The Nuremberg trials were a series of military tribunals that took place from November 20, 1954 to October 1, 1946. They were most notable for the prosecution of prominent members of the political, military, and economic leadership of Nazi Germany. Nazi Germany was responsible for the Holocaust, a program of genocide that consisted of “the deliberate annihilation of approximately 6 million European Jews before and during WWII” (Seltzer 512). As Telford Taylor, the Chief Counsel for War Crimes, wrote in 1949, “Nuremberg has been both hailed as a milestone in the evolution of international law and morality, and condemned as a wreaking of vengeance by the perversion of justice.” The legacy these trials leave behind is complex, and begs us to question our humanity and the laws that define our society. What was discovered in Nuremberg proves to be a chilling reminder of what the human mind is capable of and the weakness of the human psyche. Even the most seemingly normal person can be corrupted and manipulated by their thirst for power or their obedience to the status quo.
A war crime is an unjust act of violence in which a military personnel violates the laws and acceptable behaviors of a war.

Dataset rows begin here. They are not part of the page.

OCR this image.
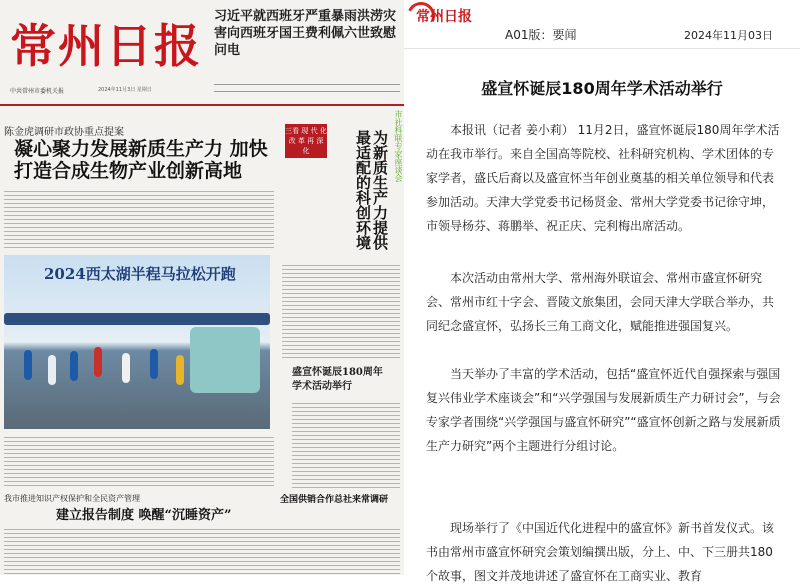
常州日报
中共常州市委机关报	2024年11月3日 星期日
习近平就西班牙严重暴雨洪涝灾害向西班牙国王费利佩六世致慰问电
陈金虎调研市政协重点提案
凝心聚力发展新质生产力 加快打造合成生物产业创新高地
三看 现 代 化 改 革 再 深 化	为新质生产力提供最适配的科创环境	市社科联专家座谈会
2024西太湖半程马拉松开跑
盛宣怀诞辰180周年学术活动举行
我市推进知识产权保护和全民资产管理
建立报告制度 唤醒“沉睡资产”
全国供销合作总社来常调研
常州日报
A01版：要闻	2024年11月03日
盛宣怀诞辰180周年学术活动举行
本报讯（记者 姜小莉） 11月2日，盛宣怀诞辰180周年学术活动在我市举行。来自全国高等院校、社科研究机构、学术团体的专家学者，盛氏后裔以及盛宣怀当年创业奠基的相关单位领导和代表参加活动。天津大学党委书记杨贤金、常州大学党委书记徐守坤，市领导杨芬、蒋鹏举、祝正庆、完利梅出席活动。
本次活动由常州大学、常州海外联谊会、常州市盛宣怀研究会、常州市红十字会、晋陵文旅集团，会同天津大学联合举办，共同纪念盛宣怀，弘扬长三角工商文化，赋能推进强国复兴。
当天举办了丰富的学术活动，包括“盛宣怀近代自强探索与强国复兴伟业学术座谈会”和“兴学强国与发展新质生产力研讨会”，与会专家学者围绕“兴学强国与盛宣怀研究”“盛宣怀创新之路与发展新质生产力研究”两个主题进行分组讨论。
现场举行了《中国近代化进程中的盛宣怀》新书首发仪式。该书由常州市盛宣怀研究会策划编撰出版，分上、中、下三册共180个故事，图文并茂地讲述了盛宣怀在工商实业、教育
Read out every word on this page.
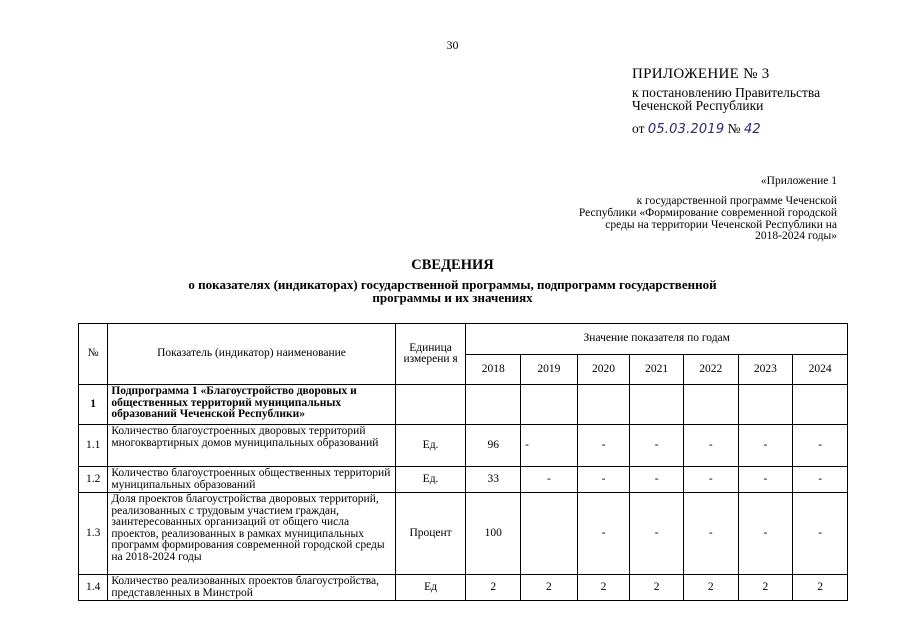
30
ПРИЛОЖЕНИЕ № 3
к постановлению Правительства
Чеченской Республики
от 05.03.2019 № 42
«Приложение 1
к государственной программе Чеченской Республики «Формирование современной городской среды на территории Чеченской Республики на 2018-2024 годы»
СВЕДЕНИЯ
о показателях (индикаторах) государственной программы, подпрограмм государственной программы и их значениях
№	Показатель (индикатор) наименование	Единица измерени я	Значение показателя по годам						
			2018	2019	2020	2021	2022	2023	2024
1	Подпрограмма 1 «Благоустройство дворовых и общественных территорий муниципальных образований Чеченской Республики»								
1.1	Количество благоустроенных дворовых территорий многоквартирных домов муниципальных образований	Ед.	96	-	-	-	-	-	-
1.2	Количество благоустроенных общественных территорий муниципальных образований	Ед.	33	-	-	-	-	-	-
1.3	Доля проектов благоустройства дворовых территорий, реализованных с трудовым участием граждан, заинтересованных организаций от общего числа проектов, реализованных в рамках муниципальных программ формирования современной городской среды на 2018-2024 годы	Процент	100		-	-	-	-	-
1.4	Количество реализованных проектов благоустройства, представленных в Минстрой	Ед	2	2	2	2	2	2	2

Despite all the violence in a war, a soldier shooting another is not considered a war crime because it is not a violation to the laws and practices of a war, and it is considered just. A war crime is defined as a “violations [violation] of the laws and customs of war” (“War Crimes”), and are attacks “against civilian populations, prisoners of war, or in some cases enemy soldiers in the field” (Friedman). War crimes are typically committed with weapons or by uncommon, cruel, devastating military methods and are “…Committed primarily by military personnel” (Friedman). There are many different types of war crimes one can commit, including “murder, ill treatment…murder or ill treatment of prisoners of war or persons on the seas, killing of hostages, plunder of public or private property, wanton destruction of cities, towns, or villages or devastation not justified by military necessity” (Friedman). Originally constructed as international law by the London Charter on August 8th, 1945 and further developed by the Hague Conventions of 1899, 1907 and the Nuremberg trials, war crimes are aggressive, unacceptable and unjust actions performed by military workforce that occur during a war.